Is Driving Under the Influence a Felony?
The most commonly charged crime in California is driving under the influence (DUI). As the crackdown on drunk driving continues; prosecutors, legislators, and the California courts are increasingly looking toward the expansion of enforcement and the Los Angeles driver’s criminal and civil liability.
Recently, the punishment has been drastically increased by interpreting the conduct as fitting a more serious type of crime: felony drunk driving.
Because it can be treated as a felony (when the drunk driving results in an injury to another party where there is “bodily injury” or “substantial bodily harm”), it is punishable by incarceration for at least one year in state prison.

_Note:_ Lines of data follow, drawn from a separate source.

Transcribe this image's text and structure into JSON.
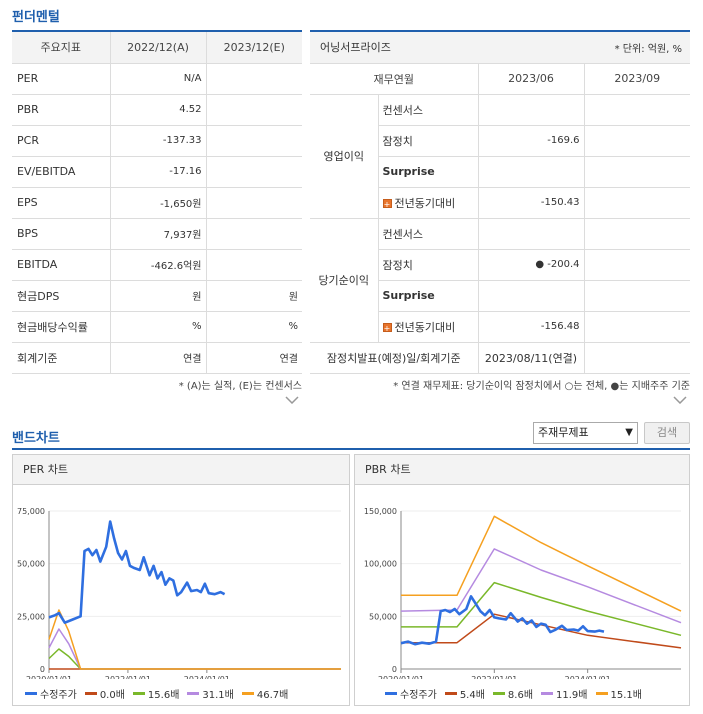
{
  "fundamental": {
    "title": "펀더멘털",
    "headers": [
      "주요지표",
      "2022/12(A)",
      "2023/12(E)"
    ],
    "rows": [
      {
        "label": "PER",
        "a": "N/A",
        "e": ""
      },
      {
        "label": "PBR",
        "a": "4.52",
        "e": ""
      },
      {
        "label": "PCR",
        "a": "-137.33",
        "e": ""
      },
      {
        "label": "EV/EBITDA",
        "a": "-17.16",
        "e": ""
      },
      {
        "label": "EPS",
        "a": "-1,650원",
        "e": ""
      },
      {
        "label": "BPS",
        "a": "7,937원",
        "e": ""
      },
      {
        "label": "EBITDA",
        "a": "-462.6억원",
        "e": ""
      },
      {
        "label": "현금DPS",
        "a": "원",
        "e": "원"
      },
      {
        "label": "현금배당수익률",
        "a": "%",
        "e": "%"
      },
      {
        "label": "회계기준",
        "a": "연결",
        "e": "연결"
      }
    ],
    "note": "* (A)는 실적, (E)는 컨센서스"
  },
  "earnings": {
    "title": "어닝서프라이즈",
    "unit": "* 단위: 억원, %",
    "headers": [
      "재무연월",
      "2023/06",
      "2023/09"
    ],
    "groups": [
      {
        "name": "영업이익",
        "rows": [
          {
            "label": "컨센서스",
            "v1": "",
            "v2": ""
          },
          {
            "label": "잠정치",
            "v1": "-169.6",
            "v2": ""
          },
          {
            "label": "Surprise",
            "v1": "",
            "v2": ""
          },
          {
            "label": "전년동기대비",
            "v1": "-150.43",
            "v2": ""
          }
        ]
      },
      {
        "name": "당기순이익",
        "rows": [
          {
            "label": "컨센서스",
            "v1": "",
            "v2": ""
          },
          {
            "label": "잠정치",
            "v1": "● -200.4",
            "v2": ""
          },
          {
            "label": "Surprise",
            "v1": "",
            "v2": ""
          },
          {
            "label": "전년동기대비",
            "v1": "-156.48",
            "v2": ""
          }
        ]
      }
    ],
    "footer_label": "잠정치발표(예정)일/회계기준",
    "footer_value": "2023/08/11(연결)",
    "note": "* 연결 재무제표: 당기순이익 잠정치에서 ○는 전체, ●는 지배주주 기준"
  },
  "band": {
    "title": "밴드차트",
    "select_value": "주재무제표",
    "search_label": "검색"
  },
  "chart_data": [
    {
      "type": "line",
      "title": "PER 차트",
      "x_ticks": [
        "2020/01/01",
        "2022/01/01",
        "2024/01/01"
      ],
      "y_ticks": [
        "0",
        "25,000",
        "50,000",
        "75,000"
      ],
      "ylim": [
        0,
        75000
      ],
      "xlim": [
        2020.0,
        2027.4
      ],
      "series": [
        {
          "name": "수정주가",
          "color": "#2f6fe0",
          "width": 2.6,
          "points": [
            [
              2020.0,
              24500
            ],
            [
              2020.15,
              25500
            ],
            [
              2020.25,
              26500
            ],
            [
              2020.4,
              22000
            ],
            [
              2020.6,
              23500
            ],
            [
              2020.8,
              25000
            ],
            [
              2020.9,
              56000
            ],
            [
              2021.0,
              57000
            ],
            [
              2021.1,
              54000
            ],
            [
              2021.2,
              56500
            ],
            [
              2021.3,
              51000
            ],
            [
              2021.45,
              58000
            ],
            [
              2021.55,
              70000
            ],
            [
              2021.65,
              62000
            ],
            [
              2021.75,
              55000
            ],
            [
              2021.85,
              52000
            ],
            [
              2021.95,
              56000
            ],
            [
              2022.05,
              49000
            ],
            [
              2022.15,
              48000
            ],
            [
              2022.3,
              47000
            ],
            [
              2022.4,
              53000
            ],
            [
              2022.55,
              44500
            ],
            [
              2022.65,
              49000
            ],
            [
              2022.75,
              43000
            ],
            [
              2022.85,
              46000
            ],
            [
              2022.95,
              40000
            ],
            [
              2023.05,
              43000
            ],
            [
              2023.15,
              42000
            ],
            [
              2023.25,
              35000
            ],
            [
              2023.35,
              36500
            ],
            [
              2023.5,
              41000
            ],
            [
              2023.6,
              37000
            ],
            [
              2023.75,
              37500
            ],
            [
              2023.85,
              36500
            ],
            [
              2023.95,
              40500
            ],
            [
              2024.05,
              36000
            ],
            [
              2024.2,
              35500
            ],
            [
              2024.35,
              36500
            ],
            [
              2024.45,
              35500
            ]
          ]
        },
        {
          "name": "0.0배",
          "color": "#c04a1a",
          "width": 1.5,
          "points": [
            [
              2020.0,
              0
            ],
            [
              2027.4,
              0
            ]
          ]
        },
        {
          "name": "15.6배",
          "color": "#7ab82a",
          "width": 1.5,
          "points": [
            [
              2020.0,
              5000
            ],
            [
              2020.25,
              9500
            ],
            [
              2020.5,
              6000
            ],
            [
              2020.8,
              0
            ],
            [
              2027.4,
              0
            ]
          ]
        },
        {
          "name": "31.1배",
          "color": "#b58ae0",
          "width": 1.5,
          "points": [
            [
              2020.0,
              10000
            ],
            [
              2020.25,
              19000
            ],
            [
              2020.5,
              12000
            ],
            [
              2020.8,
              0
            ],
            [
              2027.4,
              0
            ]
          ]
        },
        {
          "name": "46.7배",
          "color": "#f5a020",
          "width": 1.5,
          "points": [
            [
              2020.0,
              14000
            ],
            [
              2020.25,
              28000
            ],
            [
              2020.5,
              18000
            ],
            [
              2020.8,
              0
            ],
            [
              2027.4,
              0
            ]
          ]
        }
      ]
    },
    {
      "type": "line",
      "title": "PBR 차트",
      "x_ticks": [
        "2020/01/01",
        "2022/01/01",
        "2024/01/01"
      ],
      "y_ticks": [
        "0",
        "50,000",
        "100,000",
        "150,000"
      ],
      "ylim": [
        0,
        150000
      ],
      "xlim": [
        2020.0,
        2026.0
      ],
      "series": [
        {
          "name": "수정주가",
          "color": "#2f6fe0",
          "width": 2.6,
          "points": [
            [
              2020.0,
              24500
            ],
            [
              2020.15,
              26000
            ],
            [
              2020.3,
              23500
            ],
            [
              2020.45,
              25000
            ],
            [
              2020.6,
              24000
            ],
            [
              2020.75,
              26000
            ],
            [
              2020.85,
              55000
            ],
            [
              2020.95,
              56000
            ],
            [
              2021.05,
              54000
            ],
            [
              2021.15,
              57000
            ],
            [
              2021.25,
              52000
            ],
            [
              2021.4,
              57000
            ],
            [
              2021.5,
              69000
            ],
            [
              2021.6,
              62000
            ],
            [
              2021.7,
              55000
            ],
            [
              2021.8,
              51000
            ],
            [
              2021.9,
              56000
            ],
            [
              2022.0,
              49000
            ],
            [
              2022.1,
              48000
            ],
            [
              2022.25,
              47000
            ],
            [
              2022.35,
              53000
            ],
            [
              2022.5,
              45000
            ],
            [
              2022.6,
              48000
            ],
            [
              2022.7,
              43000
            ],
            [
              2022.8,
              46000
            ],
            [
              2022.9,
              40000
            ],
            [
              2023.0,
              43000
            ],
            [
              2023.1,
              42000
            ],
            [
              2023.2,
              35000
            ],
            [
              2023.3,
              37000
            ],
            [
              2023.45,
              41000
            ],
            [
              2023.55,
              37000
            ],
            [
              2023.7,
              37500
            ],
            [
              2023.8,
              36500
            ],
            [
              2023.9,
              40500
            ],
            [
              2024.0,
              36000
            ],
            [
              2024.15,
              35500
            ],
            [
              2024.25,
              36500
            ],
            [
              2024.35,
              35500
            ]
          ]
        },
        {
          "name": "5.4배",
          "color": "#c04a1a",
          "width": 1.5,
          "points": [
            [
              2020.0,
              25000
            ],
            [
              2021.2,
              25000
            ],
            [
              2022.0,
              52000
            ],
            [
              2023.0,
              42000
            ],
            [
              2024.0,
              32000
            ],
            [
              2026.0,
              20000
            ]
          ]
        },
        {
          "name": "8.6배",
          "color": "#7ab82a",
          "width": 1.5,
          "points": [
            [
              2020.0,
              40000
            ],
            [
              2021.2,
              40000
            ],
            [
              2022.0,
              82000
            ],
            [
              2023.0,
              68000
            ],
            [
              2024.0,
              55000
            ],
            [
              2026.0,
              32000
            ]
          ]
        },
        {
          "name": "11.9배",
          "color": "#b58ae0",
          "width": 1.5,
          "points": [
            [
              2020.0,
              55000
            ],
            [
              2021.2,
              56000
            ],
            [
              2022.0,
              114000
            ],
            [
              2023.0,
              94000
            ],
            [
              2024.0,
              78000
            ],
            [
              2026.0,
              44000
            ]
          ]
        },
        {
          "name": "15.1배",
          "color": "#f5a020",
          "width": 1.5,
          "points": [
            [
              2020.0,
              70000
            ],
            [
              2021.2,
              70000
            ],
            [
              2022.0,
              145000
            ],
            [
              2023.0,
              120000
            ],
            [
              2024.0,
              98000
            ],
            [
              2026.0,
              55000
            ]
          ]
        }
      ]
    }
  ]
}
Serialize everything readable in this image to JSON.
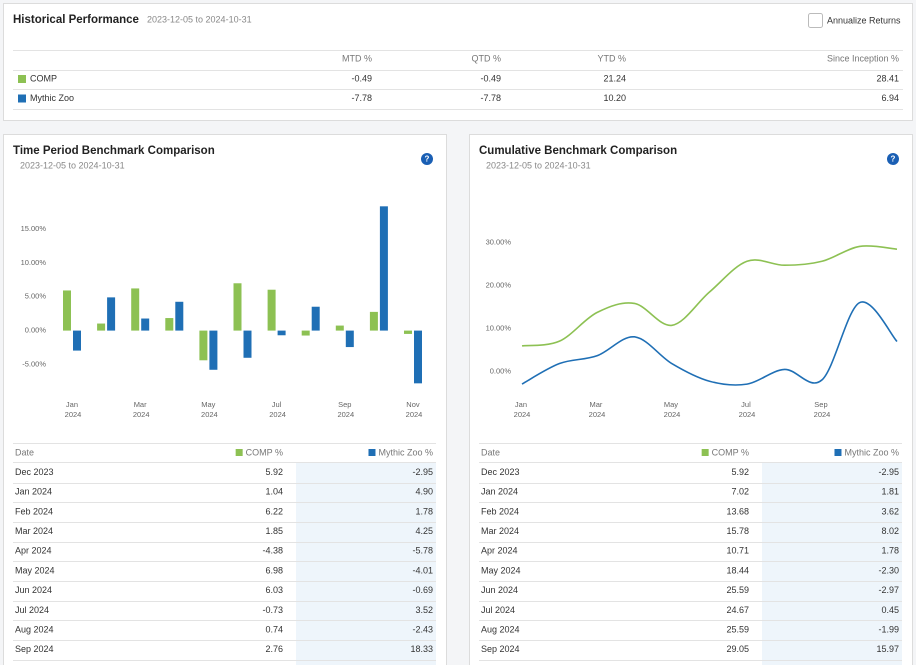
{
  "header": {
    "title": "Historical Performance",
    "date_range": "2023-12-05 to 2024-10-31",
    "annualize_label": "Annualize Returns"
  },
  "performance_table": {
    "columns": [
      "MTD %",
      "QTD %",
      "YTD %",
      "Since Inception %"
    ],
    "rows": [
      {
        "name": "COMP",
        "color": "#8dc153",
        "values": [
          "-0.49",
          "-0.49",
          "21.24",
          "28.41"
        ]
      },
      {
        "name": "Mythic Zoo",
        "color": "#1f6fb5",
        "values": [
          "-7.78",
          "-7.78",
          "10.20",
          "6.94"
        ]
      }
    ]
  },
  "chart_data": [
    {
      "type": "bar",
      "title": "Time Period Benchmark Comparison",
      "subtitle": "2023-12-05 to 2024-10-31",
      "categories": [
        "Jan 2024",
        null,
        "Mar 2024",
        null,
        "May 2024",
        null,
        "Jul 2024",
        null,
        "Sep 2024",
        null,
        "Nov 2024"
      ],
      "series": [
        {
          "name": "COMP",
          "color": "#8dc153",
          "values": [
            5.92,
            1.04,
            6.22,
            1.85,
            -4.38,
            6.98,
            6.03,
            -0.73,
            0.74,
            2.76,
            -0.49
          ]
        },
        {
          "name": "Mythic Zoo",
          "color": "#1f6fb5",
          "values": [
            -2.95,
            4.9,
            1.78,
            4.25,
            -5.78,
            -4.01,
            -0.69,
            3.52,
            -2.43,
            18.33,
            -7.78
          ]
        }
      ],
      "ylim": [
        -9.5,
        20
      ],
      "yticks": [
        {
          "value": -5,
          "label": "-5.00%"
        },
        {
          "value": 0,
          "label": "0.00%"
        },
        {
          "value": 5,
          "label": "5.00%"
        },
        {
          "value": 10,
          "label": "10.00%"
        },
        {
          "value": 15,
          "label": "15.00%"
        }
      ],
      "grid": false
    },
    {
      "type": "line",
      "title": "Cumulative Benchmark Comparison",
      "subtitle": "2023-12-05 to 2024-10-31",
      "categories": [
        "Jan 2024",
        null,
        "Mar 2024",
        null,
        "May 2024",
        null,
        "Jul 2024",
        null,
        "Sep 2024",
        null,
        null
      ],
      "series": [
        {
          "name": "COMP",
          "color": "#8dc153",
          "values": [
            5.92,
            7.02,
            13.68,
            15.78,
            10.71,
            18.44,
            25.59,
            24.67,
            25.59,
            29.05,
            28.41
          ]
        },
        {
          "name": "Mythic Zoo",
          "color": "#1f6fb5",
          "values": [
            -2.95,
            1.81,
            3.62,
            8.02,
            1.78,
            -2.3,
            -2.97,
            0.45,
            -1.99,
            15.97,
            6.94
          ]
        }
      ],
      "ylim": [
        -5.5,
        41
      ],
      "yticks": [
        {
          "value": 0,
          "label": "0.00%"
        },
        {
          "value": 10,
          "label": "10.00%"
        },
        {
          "value": 20,
          "label": "20.00%"
        },
        {
          "value": 30,
          "label": "30.00%"
        }
      ],
      "grid": false
    }
  ],
  "panels": [
    {
      "help": "?",
      "table": {
        "columns": [
          "Date",
          "COMP %",
          "Mythic Zoo %"
        ],
        "rows": [
          [
            "Dec 2023",
            "5.92",
            "-2.95"
          ],
          [
            "Jan 2024",
            "1.04",
            "4.90"
          ],
          [
            "Feb 2024",
            "6.22",
            "1.78"
          ],
          [
            "Mar 2024",
            "1.85",
            "4.25"
          ],
          [
            "Apr 2024",
            "-4.38",
            "-5.78"
          ],
          [
            "May 2024",
            "6.98",
            "-4.01"
          ],
          [
            "Jun 2024",
            "6.03",
            "-0.69"
          ],
          [
            "Jul 2024",
            "-0.73",
            "3.52"
          ],
          [
            "Aug 2024",
            "0.74",
            "-2.43"
          ],
          [
            "Sep 2024",
            "2.76",
            "18.33"
          ]
        ]
      }
    },
    {
      "help": "?",
      "table": {
        "columns": [
          "Date",
          "COMP %",
          "Mythic Zoo %"
        ],
        "rows": [
          [
            "Dec 2023",
            "5.92",
            "-2.95"
          ],
          [
            "Jan 2024",
            "7.02",
            "1.81"
          ],
          [
            "Feb 2024",
            "13.68",
            "3.62"
          ],
          [
            "Mar 2024",
            "15.78",
            "8.02"
          ],
          [
            "Apr 2024",
            "10.71",
            "1.78"
          ],
          [
            "May 2024",
            "18.44",
            "-2.30"
          ],
          [
            "Jun 2024",
            "25.59",
            "-2.97"
          ],
          [
            "Jul 2024",
            "24.67",
            "0.45"
          ],
          [
            "Aug 2024",
            "25.59",
            "-1.99"
          ],
          [
            "Sep 2024",
            "29.05",
            "15.97"
          ]
        ]
      }
    }
  ]
}
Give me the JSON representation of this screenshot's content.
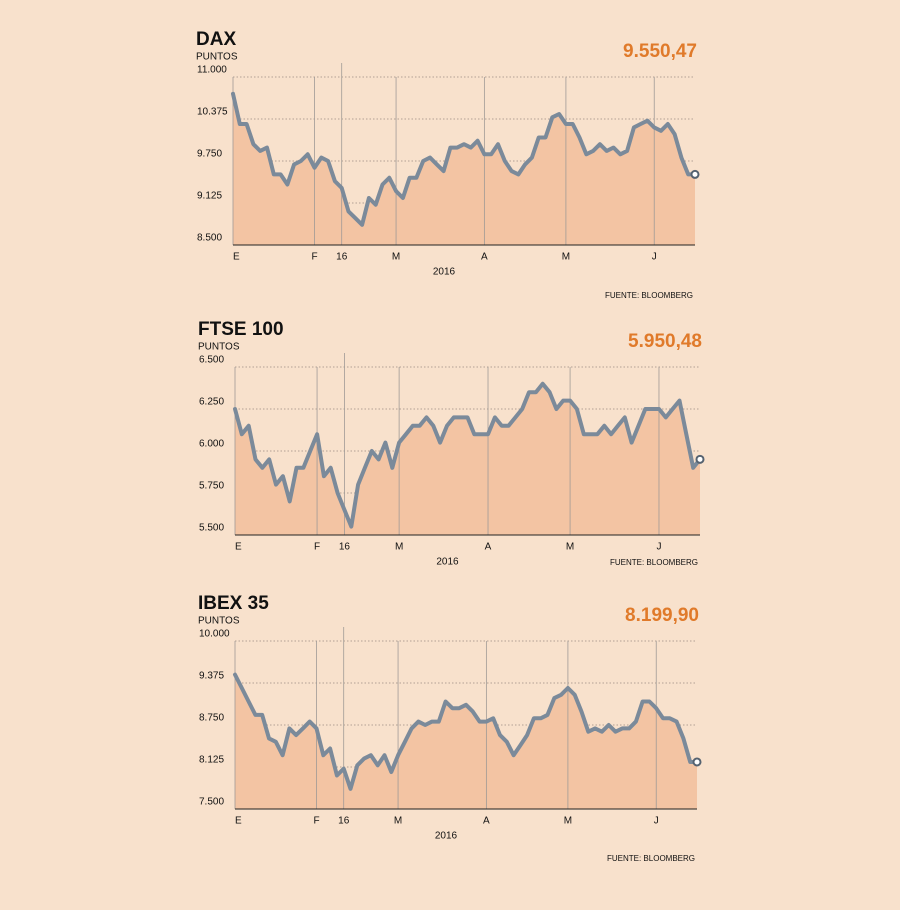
{
  "chart_data": [
    {
      "type": "area",
      "title": "DAX",
      "subtitle": "PUNTOS",
      "annotation": "9.550,47",
      "xlabel": "2016",
      "source": "FUENTE: BLOOMBERG",
      "line_color": "#7b8a9a",
      "fill_color": "#f3c4a3",
      "values": [
        10750,
        10300,
        10300,
        10000,
        9900,
        9950,
        9550,
        9550,
        9400,
        9700,
        9750,
        9850,
        9650,
        9800,
        9750,
        9450,
        9350,
        9000,
        8900,
        8800,
        9200,
        9100,
        9400,
        9500,
        9300,
        9200,
        9500,
        9500,
        9750,
        9800,
        9700,
        9600,
        9950,
        9950,
        10000,
        9950,
        10050,
        9850,
        9850,
        10000,
        9750,
        9600,
        9550,
        9700,
        9800,
        10100,
        10100,
        10400,
        10450,
        10300,
        10300,
        10100,
        9850,
        9900,
        10000,
        9900,
        9950,
        9850,
        9900,
        10250,
        10300,
        10350,
        10250,
        10200,
        10300,
        10150,
        9800,
        9550,
        9550.47
      ],
      "xlim": [
        0,
        68
      ],
      "xticks": [
        {
          "value": 0,
          "label": "E"
        },
        {
          "value": 12,
          "label": "F"
        },
        {
          "value": 24,
          "label": "M"
        },
        {
          "value": 37,
          "label": "A"
        },
        {
          "value": 49,
          "label": "M"
        },
        {
          "value": 62,
          "label": "J"
        },
        16
      ],
      "ylim": [
        8500,
        11000
      ],
      "yticks": [
        {
          "value": 8500,
          "label": "8.500"
        },
        {
          "value": 9125,
          "label": "9.125"
        },
        {
          "value": 9750,
          "label": "9.750"
        },
        {
          "value": 10375,
          "label": "10.375"
        },
        {
          "value": 11000,
          "label": "11.000"
        }
      ]
    },
    {
      "type": "area",
      "title": "FTSE 100",
      "subtitle": "PUNTOS",
      "annotation": "5.950,48",
      "xlabel": "2016",
      "source": "FUENTE: BLOOMBERG",
      "line_color": "#7b8a9a",
      "fill_color": "#f3c4a3",
      "values": [
        6250,
        6100,
        6150,
        5950,
        5900,
        5950,
        5800,
        5850,
        5700,
        5900,
        5900,
        6000,
        6100,
        5850,
        5900,
        5750,
        5650,
        5550,
        5800,
        5900,
        6000,
        5950,
        6050,
        5900,
        6050,
        6100,
        6150,
        6150,
        6200,
        6150,
        6050,
        6150,
        6200,
        6200,
        6200,
        6100,
        6100,
        6100,
        6200,
        6150,
        6150,
        6200,
        6250,
        6350,
        6350,
        6400,
        6350,
        6250,
        6300,
        6300,
        6250,
        6100,
        6100,
        6100,
        6150,
        6100,
        6150,
        6200,
        6050,
        6150,
        6250,
        6250,
        6250,
        6200,
        6250,
        6300,
        6100,
        5900,
        5950.48
      ],
      "xlim": [
        0,
        68
      ],
      "xticks": [
        {
          "value": 0,
          "label": "E"
        },
        {
          "value": 12,
          "label": "F"
        },
        {
          "value": 24,
          "label": "M"
        },
        {
          "value": 37,
          "label": "A"
        },
        {
          "value": 49,
          "label": "M"
        },
        {
          "value": 62,
          "label": "J"
        },
        16
      ],
      "ylim": [
        5500,
        6500
      ],
      "yticks": [
        {
          "value": 5500,
          "label": "5.500"
        },
        {
          "value": 5750,
          "label": "5.750"
        },
        {
          "value": 6000,
          "label": "6.000"
        },
        {
          "value": 6250,
          "label": "6.250"
        },
        {
          "value": 6500,
          "label": "6.500"
        }
      ]
    },
    {
      "type": "area",
      "title": "IBEX 35",
      "subtitle": "PUNTOS",
      "annotation": "8.199,90",
      "xlabel": "2016",
      "source": "FUENTE: BLOOMBERG",
      "line_color": "#7b8a9a",
      "fill_color": "#f3c4a3",
      "values": [
        9500,
        9300,
        9100,
        8900,
        8900,
        8550,
        8500,
        8300,
        8700,
        8600,
        8700,
        8800,
        8700,
        8300,
        8400,
        8000,
        8100,
        7800,
        8150,
        8250,
        8300,
        8150,
        8300,
        8050,
        8300,
        8500,
        8700,
        8800,
        8750,
        8800,
        8800,
        9100,
        9000,
        9000,
        9050,
        8950,
        8800,
        8800,
        8850,
        8600,
        8500,
        8300,
        8450,
        8600,
        8850,
        8850,
        8900,
        9150,
        9200,
        9300,
        9200,
        8950,
        8650,
        8700,
        8650,
        8750,
        8650,
        8700,
        8700,
        8800,
        9100,
        9100,
        9000,
        8850,
        8850,
        8800,
        8550,
        8200,
        8199.9
      ],
      "xlim": [
        0,
        68
      ],
      "xticks": [
        {
          "value": 0,
          "label": "E"
        },
        {
          "value": 12,
          "label": "F"
        },
        {
          "value": 24,
          "label": "M"
        },
        {
          "value": 37,
          "label": "A"
        },
        {
          "value": 49,
          "label": "M"
        },
        {
          "value": 62,
          "label": "J"
        },
        16
      ],
      "ylim": [
        7500,
        10000
      ],
      "yticks": [
        {
          "value": 7500,
          "label": "7.500"
        },
        {
          "value": 8125,
          "label": "8.125"
        },
        {
          "value": 8750,
          "label": "8.750"
        },
        {
          "value": 9375,
          "label": "9.375"
        },
        {
          "value": 10000,
          "label": "10.000"
        }
      ]
    }
  ]
}
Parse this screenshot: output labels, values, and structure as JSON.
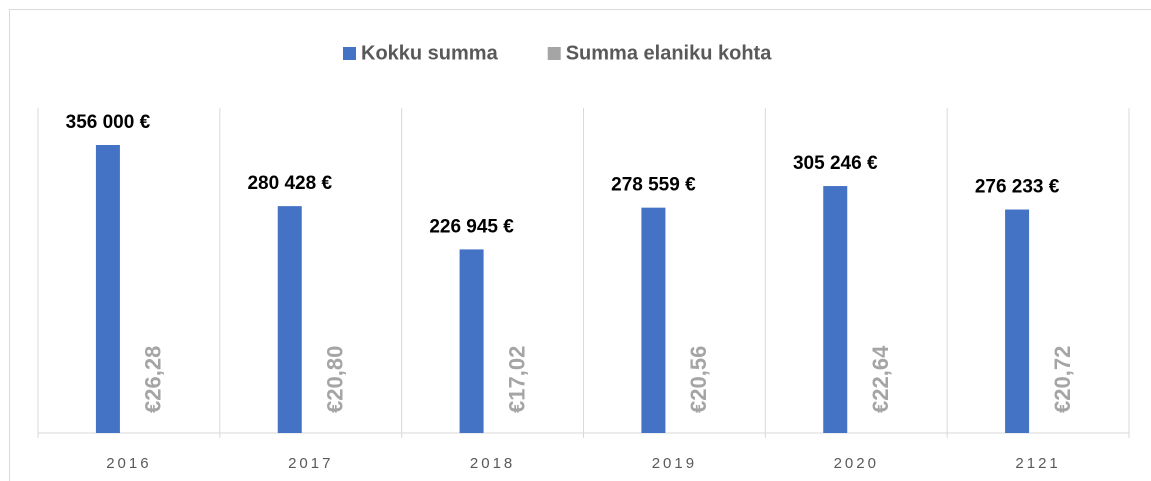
{
  "chart_data": {
    "type": "bar",
    "categories": [
      "2016",
      "2017",
      "2018",
      "2019",
      "2020",
      "2121"
    ],
    "series": [
      {
        "name": "Kokku summa",
        "color": "#4472c4",
        "values": [
          356000,
          280428,
          226945,
          278559,
          305246,
          276233
        ],
        "value_labels": [
          "356 000 €",
          "280 428 €",
          "226 945 €",
          "278 559 €",
          "305 246 €",
          "276 233 €"
        ]
      },
      {
        "name": "Summa elaniku kohta",
        "color": "#a5a5a5",
        "values": [
          26.28,
          20.8,
          17.02,
          20.56,
          22.64,
          20.72
        ],
        "value_labels": [
          "€26,28",
          "€20,80",
          "€17,02",
          "€20,56",
          "€22,64",
          "€20,72"
        ]
      }
    ],
    "ylim": [
      0,
      400000
    ],
    "legend": "top"
  }
}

If you are convicted, in addition to this punishment, DUI expenses are very high and still continuing to increase. You can expect fines, costs, license reinstatement fees, and higher automobile insurance (even years after your license is reinstated). You may also have to pay for alcohol counseling and probation fees. Studies have found that the average DUI can cost anywhere from $5,000 to $20,000.
This is why, between the costs and the possibility of being convicted of a felony, it is critical to consult with DUI lawyers before committing to any plea or arrangement with the District Attorney (“DA”).
There are many critical, small details in determining if the accident really can be defined as a felony. The McFarlin LLP Criminal Investigations and Defense Practice include a group of DUI lawyers that focus on just these kinds of issues.
The following are three further elements that have been added to the statutory requirements:
1. Violation of a statute: the violation must consist of another traffic offense such as running a traffic light, speeding, or reckless driving.
2. Bodily Injury: the bodily injury must be caused by the violation of the statute.
3. Proximate Causation: the source of causation must be from the violation.